Veranstaltungen zum Nachhören

Wer einige unserer Veranstaltungen verpasst hat, kann sie nachhören. Die Mitschnitte der Veranstaltungen „Sexismus und Antisemitismus“,
„PorYes Queerfeministische Pornos“ und „Zur Kritik des linken Antifeminismus“ finden sich auf der Homepage der EAG.

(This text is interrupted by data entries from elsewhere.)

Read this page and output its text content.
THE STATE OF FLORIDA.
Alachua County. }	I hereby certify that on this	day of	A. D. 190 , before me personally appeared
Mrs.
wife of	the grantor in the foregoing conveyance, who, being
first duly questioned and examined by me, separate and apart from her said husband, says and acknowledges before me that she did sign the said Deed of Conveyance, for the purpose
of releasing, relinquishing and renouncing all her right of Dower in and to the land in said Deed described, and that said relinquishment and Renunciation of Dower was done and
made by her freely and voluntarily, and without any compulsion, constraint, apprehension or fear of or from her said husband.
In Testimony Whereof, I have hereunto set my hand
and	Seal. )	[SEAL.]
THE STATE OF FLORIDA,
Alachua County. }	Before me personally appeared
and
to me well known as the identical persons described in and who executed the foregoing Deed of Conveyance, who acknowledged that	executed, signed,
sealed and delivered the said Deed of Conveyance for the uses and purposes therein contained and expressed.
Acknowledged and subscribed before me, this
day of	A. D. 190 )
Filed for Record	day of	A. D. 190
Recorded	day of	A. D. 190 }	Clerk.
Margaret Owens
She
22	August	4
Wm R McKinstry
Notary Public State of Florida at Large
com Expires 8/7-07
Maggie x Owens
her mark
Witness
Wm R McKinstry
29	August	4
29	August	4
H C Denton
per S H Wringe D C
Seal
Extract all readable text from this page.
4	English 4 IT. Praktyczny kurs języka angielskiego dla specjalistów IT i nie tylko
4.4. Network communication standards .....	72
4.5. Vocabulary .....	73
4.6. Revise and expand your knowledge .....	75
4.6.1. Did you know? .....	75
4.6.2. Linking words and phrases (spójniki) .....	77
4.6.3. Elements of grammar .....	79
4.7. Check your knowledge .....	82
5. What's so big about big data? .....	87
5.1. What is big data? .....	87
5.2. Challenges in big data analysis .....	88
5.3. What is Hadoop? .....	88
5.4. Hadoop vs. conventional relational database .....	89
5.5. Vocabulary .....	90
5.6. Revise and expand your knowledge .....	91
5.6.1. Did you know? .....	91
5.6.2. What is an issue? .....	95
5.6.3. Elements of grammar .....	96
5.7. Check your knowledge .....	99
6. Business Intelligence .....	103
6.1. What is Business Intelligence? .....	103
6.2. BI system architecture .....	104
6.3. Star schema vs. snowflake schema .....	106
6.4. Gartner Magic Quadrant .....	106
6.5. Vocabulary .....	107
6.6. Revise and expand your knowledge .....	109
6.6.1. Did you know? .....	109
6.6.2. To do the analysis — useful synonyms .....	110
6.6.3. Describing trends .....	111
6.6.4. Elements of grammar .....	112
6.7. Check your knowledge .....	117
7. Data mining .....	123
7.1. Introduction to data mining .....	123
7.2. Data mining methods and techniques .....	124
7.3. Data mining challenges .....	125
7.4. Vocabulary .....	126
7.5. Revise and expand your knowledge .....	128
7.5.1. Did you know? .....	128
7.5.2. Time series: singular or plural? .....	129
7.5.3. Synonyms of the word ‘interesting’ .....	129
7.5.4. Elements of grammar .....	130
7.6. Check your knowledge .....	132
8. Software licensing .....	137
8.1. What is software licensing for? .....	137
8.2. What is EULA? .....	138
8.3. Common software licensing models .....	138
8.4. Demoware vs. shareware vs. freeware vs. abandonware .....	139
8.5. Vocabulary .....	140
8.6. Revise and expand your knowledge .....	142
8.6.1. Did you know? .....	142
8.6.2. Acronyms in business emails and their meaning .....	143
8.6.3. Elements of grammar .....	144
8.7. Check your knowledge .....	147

Endspurt: ‚Männer‘politik und Feministische Strategien

Unsere Veranstaltungsreihe neigt sich dem Ende zu, Zeit also, sich bei allen zu bedanken, die uns bis jetzt zugehört und mit uns diskutiert haben. Außerdem nochmal der Hinweis auf die letzten zwei Veranstaltungen unserer Reihe:

›MäN­NER‹PO­LI­TIK & ›MäN­NER‹BE­WE­GUNG

Mo., 10. Mai, 19 Uhr
Raum­er­wei­te­rungs­hal­le, Markgrafen­damm 24c (nahe S-Bhf. Ost­kreuz)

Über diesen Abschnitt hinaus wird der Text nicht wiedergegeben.